Abstract

Relevance. Atopic dermatitis (AD) is a common multifactorial disease in which allergens from the yeast Malassezia can worsen the severity of the disease. Local application of antimycotic drugs can reduce the allergen load on the skin and improve its condition.
 Objective: The aim of this study was to evaluate the effectiveness of ketoconazole 2% cream in the treatment of AD in children as an additional therapy, and the effect of sensitization to Malassezia and polymorphism rs7309123 in the Dectin-1 gene on the effectiveness of treatment.
 Materials and methods. 54 patients with atopic dermatitis aged 6-18 years were included in the study. Patients were randomized into two groups: a group receiving ketoconazole cream 2% (n=28) and a control group (n=26). Specific IgE to Malassezia was analyzed in 28 patients of the main group. Genotyping of the rs7309123 polymorphism in the Dectin-1 gene was performed in a group of patients using real-time PCR. Atopic dermatitis disease activity was evaluated before and after treatment using the SCORAD.
 Results. Improvement was observed in both groups of children in 3 weeks after treatment (p<0,001). Children who received ketoconazole in addition to therapy had significantly better dynamics of the severity indicator, compared to the control group (W=465,0, p<0,001).
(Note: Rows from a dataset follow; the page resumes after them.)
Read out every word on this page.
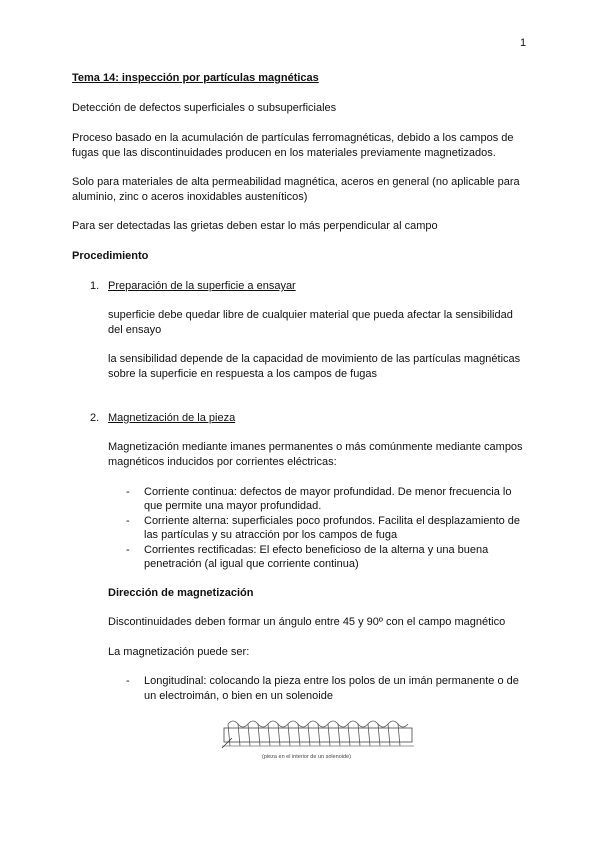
1
Tema 14: inspección por partículas magnéticas
Detección de defectos superficiales o subsuperficiales
Proceso basado en la acumulación de partículas ferromagnéticas, debido a los campos de
fugas que las discontinuidades producen en los materiales previamente magnetizados.
Solo para materiales de alta permeabilidad magnética, aceros en general (no aplicable para
aluminio, zinc o aceros inoxidables austeníticos)
Para ser detectadas las grietas deben estar lo más perpendicular al campo
Procedimiento
1. Preparación de la superficie a ensayar
superficie debe quedar libre de cualquier material que pueda afectar la sensibilidad
del ensayo
la sensibilidad depende de la capacidad de movimiento de las partículas magnéticas
sobre la superficie en respuesta a los campos de fugas
2. Magnetización de la pieza
Magnetización mediante imanes permanentes o más comúnmente mediante campos
magnéticos inducidos por corrientes eléctricas:
- Corriente continua: defectos de mayor profundidad. De menor frecuencia lo
que permite una mayor profundidad.
- Corriente alterna: superficiales poco profundos. Facilita el desplazamiento de
las partículas y su atracción por los campos de fuga
- Corrientes rectificadas: El efecto beneficioso de la alterna y una buena
penetración (al igual que corriente continua)
Dirección de magnetización
Discontinuidades deben formar un ángulo entre 45 y 90º con el campo magnético
La magnetización puede ser:
- Longitudinal: colocando la pieza entre los polos de un imán permanente o de
un electroimán, o bien en un solenoide
(pieza en el interior de un solenoide)
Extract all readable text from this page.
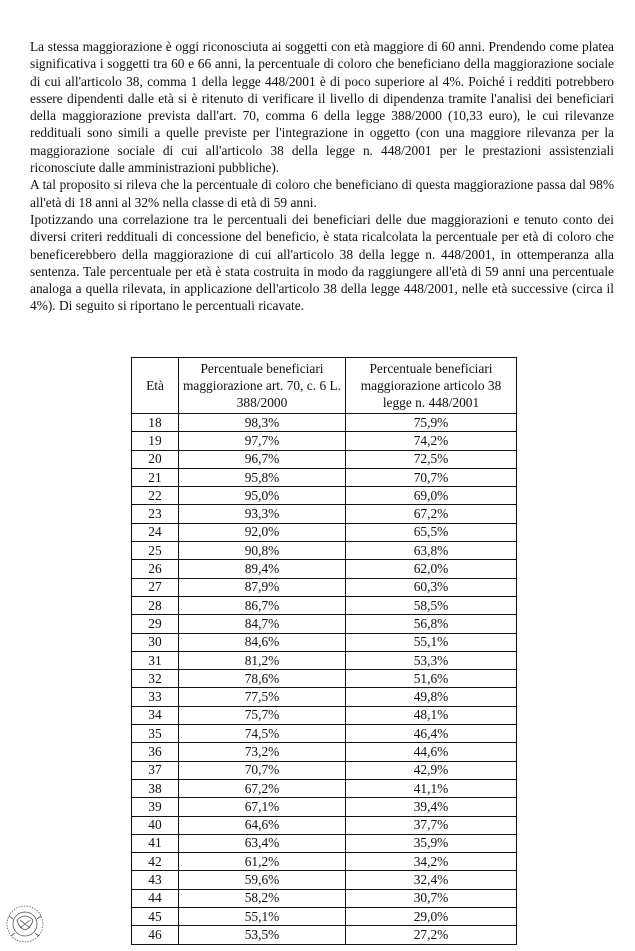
La stessa maggiorazione è oggi riconosciuta ai soggetti con età maggiore di 60 anni. Prendendo come platea significativa i soggetti tra 60 e 66 anni, la percentuale di coloro che beneficiano della maggiorazione sociale di cui all'articolo 38, comma 1 della legge 448/2001 è di poco superiore al 4%. Poiché i redditi potrebbero essere dipendenti dalle età si è ritenuto di verificare il livello di dipendenza tramite l'analisi dei beneficiari della maggiorazione prevista dall'art. 70, comma 6 della legge 388/2000 (10,33 euro), le cui rilevanze reddituali sono simili a quelle previste per l'integrazione in oggetto (con una maggiore rilevanza per la maggiorazione sociale di cui all'articolo 38 della legge n. 448/2001 per le prestazioni assistenziali riconosciute dalle amministrazioni pubbliche).

A tal proposito si rileva che la percentuale di coloro che beneficiano di questa maggiorazione passa dal 98% all'età di 18 anni al 32% nella classe di età di 59 anni.

Ipotizzando una correlazione tra le percentuali dei beneficiari delle due maggiorazioni e tenuto conto dei diversi criteri reddituali di concessione del beneficio, è stata ricalcolata la percentuale per età di coloro che beneficerebbero della maggiorazione di cui all'articolo 38 della legge n. 448/2001, in ottemperanza alla sentenza. Tale percentuale per età è stata costruita in modo da raggiungere all'età di 59 anni una percentuale analoga a quella rilevata, in applicazione dell'articolo 38 della legge 448/2001, nelle età successive (circa il 4%). Di seguito si riportano le percentuali ricavate.

Età	Percentuale beneficiari maggiorazione art. 70, c. 6 L. 388/2000	Percentuale beneficiari maggiorazione articolo 38 legge n. 448/2001
18	98,3%	75,9%
19	97,7%	74,2%
20	96,7%	72,5%
21	95,8%	70,7%
22	95,0%	69,0%
23	93,3%	67,2%
24	92,0%	65,5%
25	90,8%	63,8%
26	89,4%	62,0%
27	87,9%	60,3%
28	86,7%	58,5%
29	84,7%	56,8%
30	84,6%	55,1%
31	81,2%	53,3%
32	78,6%	51,6%
33	77,5%	49,8%
34	75,7%	48,1%
35	74,5%	46,4%
36	73,2%	44,6%
37	70,7%	42,9%
38	67,2%	41,1%
39	67,1%	39,4%
40	64,6%	37,7%
41	63,4%	35,9%
42	61,2%	34,2%
43	59,6%	32,4%
44	58,2%	30,7%
45	55,1%	29,0%
46	53,5%	27,2%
The rs7309123 polymorphism in the Dectin-1 gene affected the effectiveness of treatment: ΔSCORAD in the subgroup of children with the CC and CG genotypes was significantly higher than in the subgroup of children with the pathological GG genotype (20,2±11,5 and 13±6,5, respectively, T=2,12, p=0,044).
 Conclusion. This study demonstrated the effectiveness of ketoconazole in the treatment of atopic dermatitis as an additional therapy.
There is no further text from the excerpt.